Une entreprise peut-elle apprendre et comment ? Et quelles sont les conditions de cet apprentissage organisationnel ?
De façon générale, les entreprises comme les humains sont confrontées en permanence au changement. Changement des réglementations, changement technologique, changement des comportements, changement des prix et des marchés, changements des alliances et des partenariats, etc..
Qu’est-ce qu’une organisation apprenante ?
Qu’est-ce qu’une organisation apprenante ?
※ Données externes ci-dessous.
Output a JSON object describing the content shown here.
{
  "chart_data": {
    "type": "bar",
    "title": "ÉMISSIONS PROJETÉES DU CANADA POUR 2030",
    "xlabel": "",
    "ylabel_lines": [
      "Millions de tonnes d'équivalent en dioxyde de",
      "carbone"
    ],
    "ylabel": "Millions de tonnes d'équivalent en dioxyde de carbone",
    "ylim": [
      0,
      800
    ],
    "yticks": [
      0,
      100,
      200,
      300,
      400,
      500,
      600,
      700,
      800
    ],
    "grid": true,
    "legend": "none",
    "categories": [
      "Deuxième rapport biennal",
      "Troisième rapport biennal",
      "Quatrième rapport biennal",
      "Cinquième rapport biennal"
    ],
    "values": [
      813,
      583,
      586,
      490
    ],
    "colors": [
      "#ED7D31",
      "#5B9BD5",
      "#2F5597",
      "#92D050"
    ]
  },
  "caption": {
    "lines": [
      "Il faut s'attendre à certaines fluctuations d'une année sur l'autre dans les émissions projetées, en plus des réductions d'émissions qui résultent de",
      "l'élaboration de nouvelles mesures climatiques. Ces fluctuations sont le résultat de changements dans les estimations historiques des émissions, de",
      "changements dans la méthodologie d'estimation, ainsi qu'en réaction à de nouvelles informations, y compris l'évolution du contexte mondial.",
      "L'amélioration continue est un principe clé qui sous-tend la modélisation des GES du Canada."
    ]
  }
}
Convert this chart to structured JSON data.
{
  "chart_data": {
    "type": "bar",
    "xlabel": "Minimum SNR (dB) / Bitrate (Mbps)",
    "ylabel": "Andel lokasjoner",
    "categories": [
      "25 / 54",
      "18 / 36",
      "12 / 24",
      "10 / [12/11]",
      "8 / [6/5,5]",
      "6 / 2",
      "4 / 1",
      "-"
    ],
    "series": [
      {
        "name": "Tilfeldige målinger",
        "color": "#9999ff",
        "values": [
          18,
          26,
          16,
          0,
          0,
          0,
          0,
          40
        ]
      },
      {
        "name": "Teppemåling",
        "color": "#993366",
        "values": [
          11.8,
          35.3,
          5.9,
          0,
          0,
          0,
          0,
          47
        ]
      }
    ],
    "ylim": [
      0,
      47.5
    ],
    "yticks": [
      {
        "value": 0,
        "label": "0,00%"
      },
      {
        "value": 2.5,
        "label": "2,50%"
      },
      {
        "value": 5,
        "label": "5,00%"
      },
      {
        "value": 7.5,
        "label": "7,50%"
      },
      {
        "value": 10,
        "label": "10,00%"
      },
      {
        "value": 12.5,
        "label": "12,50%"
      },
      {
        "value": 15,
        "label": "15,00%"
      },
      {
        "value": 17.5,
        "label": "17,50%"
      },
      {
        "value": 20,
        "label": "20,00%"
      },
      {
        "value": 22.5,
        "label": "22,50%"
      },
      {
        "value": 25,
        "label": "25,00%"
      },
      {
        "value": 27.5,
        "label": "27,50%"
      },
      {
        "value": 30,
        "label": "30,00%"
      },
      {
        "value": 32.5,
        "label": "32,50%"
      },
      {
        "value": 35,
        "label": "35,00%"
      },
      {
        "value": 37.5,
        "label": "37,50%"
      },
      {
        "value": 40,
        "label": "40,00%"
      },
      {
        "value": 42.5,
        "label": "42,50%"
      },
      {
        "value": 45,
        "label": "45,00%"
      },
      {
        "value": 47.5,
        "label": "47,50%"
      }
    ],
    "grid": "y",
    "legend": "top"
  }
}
L’apprentissage qui se conçoit bien à l’échelle d’une personne n’est pas si évident au niveau d’une organisation comme l’entreprise. Comment celle-ci peut-elle devenir apprenante ? Pour changer elle-même l’entreprise doit apprendre de nouvelles façons d’exercer son activité mais elle doit aussi apprendre à changer puisque le changement devient lui-même une contrainte permanente.
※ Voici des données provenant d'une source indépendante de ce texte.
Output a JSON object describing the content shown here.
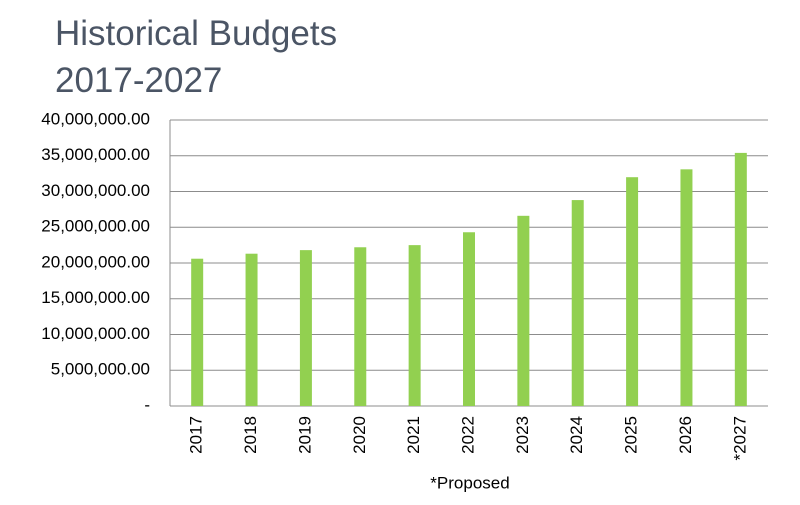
{
  "chart_data": {
    "type": "bar",
    "title": "Historical Budgets",
    "subtitle": "2017-2027",
    "x_label": "*Proposed",
    "categories": [
      "2017",
      "2018",
      "2019",
      "2020",
      "2021",
      "2022",
      "2023",
      "2024",
      "2025",
      "2026",
      "*2027"
    ],
    "values": [
      20600000,
      21300000,
      21800000,
      22200000,
      22500000,
      24300000,
      26600000,
      28800000,
      32000000,
      33100000,
      35400000
    ],
    "color": "#92d050",
    "ylim": [
      0,
      40000000
    ],
    "yticks": [
      {
        "value": 0,
        "label": "-"
      },
      {
        "value": 5000000,
        "label": "5,000,000.00"
      },
      {
        "value": 10000000,
        "label": "10,000,000.00"
      },
      {
        "value": 15000000,
        "label": "15,000,000.00"
      },
      {
        "value": 20000000,
        "label": "20,000,000.00"
      },
      {
        "value": 25000000,
        "label": "25,000,000.00"
      },
      {
        "value": 30000000,
        "label": "30,000,000.00"
      },
      {
        "value": 35000000,
        "label": "35,000,000.00"
      },
      {
        "value": 40000000,
        "label": "40,000,000.00"
      }
    ],
    "grid": true
  }
}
Les changements de son environnement peuvent être lents, progressifs et prévisibles et dans ce cas, elle pourra s’adapter dans la durée. Mais ils peuvent aussi être soudains et imprévisibles et dans ce cas, l’entreprise ne pourra compter que sur sa faculté d’adaptation rapide, ce qui s’improvise rarement.
Une « organisation apprenante » (learning organization) est capable d’apprentissage. Elle sait inventer ou s’approprier des connaissances et des savoir-faire. Elle facilite pour cela l’apprentissage de ses collaborateurs. Cette pratique de l’apprentissage l’amène immanquablement à évoluer. Habituellement, le changement sera impulsé par la hiérarchie et l’encadrement, sans que cela soit une règle. Quoi qu’il en soit, pour qu’il soit couronné de succès, il faut que toutes ses parties prenantes (services, personnel, partenaires) soient convaincues de son intérêt et disposent des moyens de le mettre en œuvre.
Comment une entreprise peut-elle apprendre ?
Comment l’apprentissage des nouvelles méthodes et procédures de travail, des nouveaux services et produits peut-il se faire ? Les organisations décentralisées et dont la culture et les procédures sont tournées vers l’émergence et la réalisation de projets et la mise en place de groupes de travail transversaux facilitent un apprentissage collectif (ou « organisationnel »). La communication accompagne et complète les évolutions organisationnelles pour que les nouvelles solutions soient partagées ou mises à la disposition de tous les services. Le recrutement des salariés puis la culture de l’entreprise vont eux-mêmes valoriser l’aptitude à apprendre et à changer chez chacun de ses membres.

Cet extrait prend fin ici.